The Liberals declared victorious once again in the Notre-Dame-de-Grâce—Westmount federal byelection on Monday, maintaining their seat after former Liberal MP Marc Garneau resigned in March.

Anna Gainey elected with 11,034 votes (50.8 per cent). She is a former Liberal party president and former policy adviser to cabinet ministers.

“I’ve been involved for a very long time and now I have the opportunity to truly represent my community. I was born here, I’m raising my family here, I’m at home here, and with Mr. Garneau’s retirement, this is my opportunity to make that leap,” Gainey said.

There was a three-way race for second, with the NDP’s Jean-François Filion receiving 2,995 votes (13.8 per cent) to edge out, Matthew Kaminski with 2,926 votes for the Conservatives (13.5 per cent), and Jonathan Pedneault of the Green Party who garnered 2,898 votes (13.3 per cent). The Bloc’s Laurence Massey in fifth with 985 votes (4.5 per cent).

Voter turnout for the riding was at 29.69 per cent of the 73,152 registered.

The Liberals upheld seats in many areas of the riding even before its creation in 2012, having won Notre-Dame-de-Grâce (NDG) and Westmount — when it was still part of Saint-Antoine—Westmount until the riding’s dissolution in 1968 — for over six decades.

There were four byelections total held on Monday in Canada – returning seats back to the Liberals and Conservatives in strongholds many observers expected to remain status quo.

The federal Conservatives’ Branden Leslie cruised to victory in the southern Manitoba riding of Portage-Lisgar over People’s Party of Canada Leader Maxime Bernier. Leslie captured nearly 65 per cent of the vote.

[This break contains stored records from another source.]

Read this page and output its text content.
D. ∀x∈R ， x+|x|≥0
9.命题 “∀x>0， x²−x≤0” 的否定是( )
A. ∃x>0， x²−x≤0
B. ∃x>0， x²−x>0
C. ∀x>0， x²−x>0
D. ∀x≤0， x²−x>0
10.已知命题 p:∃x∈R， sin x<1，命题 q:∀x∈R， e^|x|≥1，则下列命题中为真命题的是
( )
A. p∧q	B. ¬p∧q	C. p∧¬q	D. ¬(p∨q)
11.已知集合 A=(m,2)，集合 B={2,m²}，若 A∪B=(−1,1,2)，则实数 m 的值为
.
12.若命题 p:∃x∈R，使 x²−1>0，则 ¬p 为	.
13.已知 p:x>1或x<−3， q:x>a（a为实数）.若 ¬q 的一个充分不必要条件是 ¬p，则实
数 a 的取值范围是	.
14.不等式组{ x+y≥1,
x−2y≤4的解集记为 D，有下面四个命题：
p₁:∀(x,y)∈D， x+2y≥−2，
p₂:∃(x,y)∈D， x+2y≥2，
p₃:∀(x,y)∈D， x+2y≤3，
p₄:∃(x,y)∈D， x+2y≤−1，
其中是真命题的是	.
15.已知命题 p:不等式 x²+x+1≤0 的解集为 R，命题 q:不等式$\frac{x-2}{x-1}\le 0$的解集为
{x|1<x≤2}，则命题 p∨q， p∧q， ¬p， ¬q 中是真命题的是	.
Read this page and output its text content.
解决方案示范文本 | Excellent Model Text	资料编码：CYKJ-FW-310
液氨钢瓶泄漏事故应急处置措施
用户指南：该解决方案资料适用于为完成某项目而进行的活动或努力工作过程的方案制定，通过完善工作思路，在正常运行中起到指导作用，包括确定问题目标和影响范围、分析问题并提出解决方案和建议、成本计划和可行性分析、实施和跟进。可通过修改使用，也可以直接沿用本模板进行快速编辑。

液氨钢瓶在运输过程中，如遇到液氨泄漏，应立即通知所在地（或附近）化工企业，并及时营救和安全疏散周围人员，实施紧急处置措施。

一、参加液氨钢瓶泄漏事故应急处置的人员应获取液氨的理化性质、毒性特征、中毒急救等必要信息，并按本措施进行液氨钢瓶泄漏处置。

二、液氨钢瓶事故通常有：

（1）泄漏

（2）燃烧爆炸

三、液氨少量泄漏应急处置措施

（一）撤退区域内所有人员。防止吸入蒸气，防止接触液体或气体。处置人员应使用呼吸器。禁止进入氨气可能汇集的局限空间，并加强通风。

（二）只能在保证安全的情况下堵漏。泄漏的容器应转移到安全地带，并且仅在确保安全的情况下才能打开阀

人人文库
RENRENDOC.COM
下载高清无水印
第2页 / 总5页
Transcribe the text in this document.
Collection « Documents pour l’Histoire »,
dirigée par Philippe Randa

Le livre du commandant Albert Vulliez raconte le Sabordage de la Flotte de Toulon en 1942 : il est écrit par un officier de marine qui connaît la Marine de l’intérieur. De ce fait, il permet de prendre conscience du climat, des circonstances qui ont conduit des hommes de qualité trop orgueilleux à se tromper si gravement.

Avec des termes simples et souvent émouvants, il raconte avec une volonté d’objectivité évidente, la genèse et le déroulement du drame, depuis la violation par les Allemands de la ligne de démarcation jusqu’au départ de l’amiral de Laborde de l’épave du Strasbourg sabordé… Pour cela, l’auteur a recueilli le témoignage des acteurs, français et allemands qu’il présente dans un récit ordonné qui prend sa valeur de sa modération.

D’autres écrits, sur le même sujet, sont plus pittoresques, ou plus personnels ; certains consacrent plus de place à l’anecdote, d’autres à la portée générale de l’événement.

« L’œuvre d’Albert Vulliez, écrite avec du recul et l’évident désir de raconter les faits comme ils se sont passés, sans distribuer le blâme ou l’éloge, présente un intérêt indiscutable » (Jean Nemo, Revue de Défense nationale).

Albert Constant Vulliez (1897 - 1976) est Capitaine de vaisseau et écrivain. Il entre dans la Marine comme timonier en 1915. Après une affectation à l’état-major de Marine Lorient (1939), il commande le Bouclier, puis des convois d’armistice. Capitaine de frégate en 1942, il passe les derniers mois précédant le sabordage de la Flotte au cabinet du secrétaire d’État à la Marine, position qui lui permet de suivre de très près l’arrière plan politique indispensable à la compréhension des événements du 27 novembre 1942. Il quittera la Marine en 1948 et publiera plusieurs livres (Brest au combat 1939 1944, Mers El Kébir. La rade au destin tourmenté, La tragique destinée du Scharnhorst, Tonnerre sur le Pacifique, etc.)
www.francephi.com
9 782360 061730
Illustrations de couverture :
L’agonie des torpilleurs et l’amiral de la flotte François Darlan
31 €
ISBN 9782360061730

Bernier, whose fledgling party had its best showing yet in the riding during the 2021 federal election, came up short in his effort to regain a seat in the House of Commons, getting only 17.2 per cent of votes.

The race for Winnipeg South Centre saw Ben Carr, son of the late Jim Carr who held the riding for the Liberals and had served in cabinet, easily recapture the seat with a little more than 54 per cent support from voters.

The tightest byelection race was in the rural Ontario Conservative stronghold of Oxford, which elected Arpan Khanna as its new member of Parliament with more than 43 per cent of votes tallied.

However, a stronger-than-usual Liberal vote emerged after controversy erupted when David MacKenzie, the riding’s former Tory MP, announced he was backing the Liberal candidate, following his disapproval of the party’s handling of Khanna, who he said parachuted into the community.

In the 2021 federal election, the Conservatives nabbed about 47 per cent of the vote, compared to the Liberals’ roughly 20 per cent.